Thirty movement and political leaders from all over the world participate in the advisory body of Progressive International. These are leaders of powerful movements from 23 countries, with the aim of bringing the experience of their struggles to the heart of Progressive International’s decision-making. All of them have a new, adapted objective, as it was formulated after the meetings of the Consultative Body that assessed the current needs after the pandemic and the global crisis.
Progressive International was founded only three years ago. Its stated mission was simple: To make solidarity more than a slogan.
With Covid-19 rampaging across the world, that mission acquired burning urgency. As Samir Amin set out in his prescient call for a new International, our conjuncture is defined by three awful trends: the destruction of democracy by a consolidated oligarchy; the persistence of imperial relations across the world system; and the “extreme fragmentation” of progressive forces despite the increasing coordination of their reactionary opponents. The intersection of these trends propelled the formation of the Progressive International.
The urgency was made all the more apparent by the inhumanity of the capitalist world’s response to the pandemic. Billionaire wealth soared. Big banks came to collect. The poor lost jobs, housing, and health. Large swarths of humanity were declared unworthy of life as vaccine apartheid was brutally enforced — and budget cuts imposed by the so-called “international institutions” decimated public health services. Through the trauma and death shone a painful clarity: global institutions, designed to serve the interests of the old imperialist powers, would not serve the interests of the great majority.
These confusing and rapidly changing conditions necessarily created many contradictions.
Resurgent progressive political forces claimed power through the ballot box, supported by powerful and organised social forces, in Brazil, Colombia, Bolivia, Chile, Peru and Honduras; at the same time, the hard right gained strength all over the world, speaking the language of a challenge to the ‘system normal’ while buttressing it.
The era of capitalist globalization, already on the decline with challenges to the United States dollar hegemony, and rising economies like China and India, came to a close in these years. The war in Ukraine accelerated this development, but it alone did not create it. As did the climate crisis, which broke record after record and left a trail of devastation from Pakistan to Hawaiii.
In this maelstrom, the Progressive International completed its first three-year mandate. Over the coming weeks, we hope to share and celebrate our successes over the past years. But, for now, we must continue to move — and move quickly.

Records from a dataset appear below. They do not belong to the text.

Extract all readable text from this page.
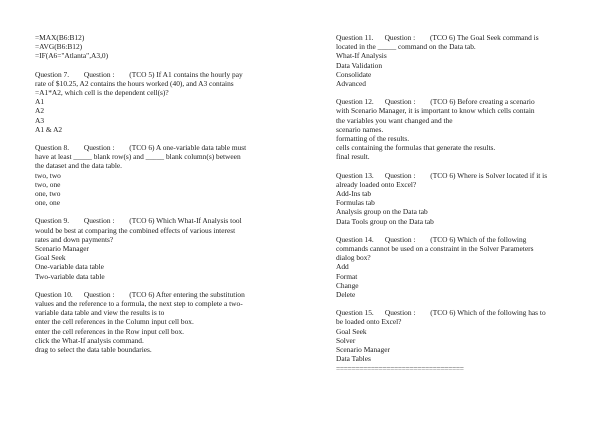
=MAX(B6:B12)
=AVG(B6:B12)
=IF(A6="Atlanta",A3,0)
Question 7.        Question :        (TCO 5) If A1 contains the hourly pay
rate of $10.25, A2 contains the hours worked (40), and A3 contains
=A1*A2, which cell is the dependent cell(s)?
A1
A2
A3
A1 & A2
Question 8.        Question :        (TCO 6) A one-variable data table must
have at least _____ blank row(s) and _____ blank column(s) between
the dataset and the data table.
two, two
two, one
one, two
one, one
Question 9.        Question :        (TCO 6) Which What-If Analysis tool
would be best at comparing the combined effects of various interest
rates and down payments?
Scenario Manager
Goal Seek
One-variable data table
Two-variable data table
Question 10.      Question :        (TCO 6) After entering the substitution
values and the reference to a formula, the next step to complete a two-
variable data table and view the results is to
enter the cell references in the Column input cell box.
enter the cell references in the Row input cell box.
click the What-If analysis command.
drag to select the data table boundaries.
Question 11.      Question :        (TCO 6) The Goal Seek command is
located in the _____ command on the Data tab.
What-If Analysis
Data Validation
Consolidate
Advanced
Question 12.      Question :        (TCO 6) Before creating a scenario
with Scenario Manager, it is important to know which cells contain
the variables you want changed and the
scenario names.
formatting of the results.
cells containing the formulas that generate the results.
final result.
Question 13.      Question :        (TCO 6) Where is Solver located if it is
already loaded onto Excel?
Add-Ins tab
Formulas tab
Analysis group on the Data tab
Data Tools group on the Data tab
Question 14.      Question :        (TCO 6) Which of the following
commands cannot be used on a constraint in the Solver Parameters
dialog box?
Add
Format
Change
Delete
Question 15.      Question :        (TCO 6) Which of the following has to
be loaded onto Excel?
Goal Seek
Solver
Scenario Manager
Data Tables
=================================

History has entered a new strategic era, with its borders, narratives and forces still coming into view. In this context, we are announcing a renewed International — with a renewed mission.
Our Council, whose new members we announced this week, met this weekend. They shared perspectives from their respective struggles — representing millions on every continent and carrying the hope of the world — and deliberated on our present conjuncture.
The urgency was perhaps more palpable than when our International launched. Council members urged the International to tackle head-on the major questions of our time: unjust debt, oppressive patriarchy, the resurgent far-right, destructive development policies, and the New Cold War that increasingly threatens to turn hot, incinerating entire regions in its reckless path.
The Progressive International, armed with new Council members, a new co-General Coordinator, enhanced internal governance and new powerful member organizations set to be announced next week, is increasingly prepared to face this moment in history.
In it, we will continue to advance the mission with which we launched: to make solidarity more than a slogan.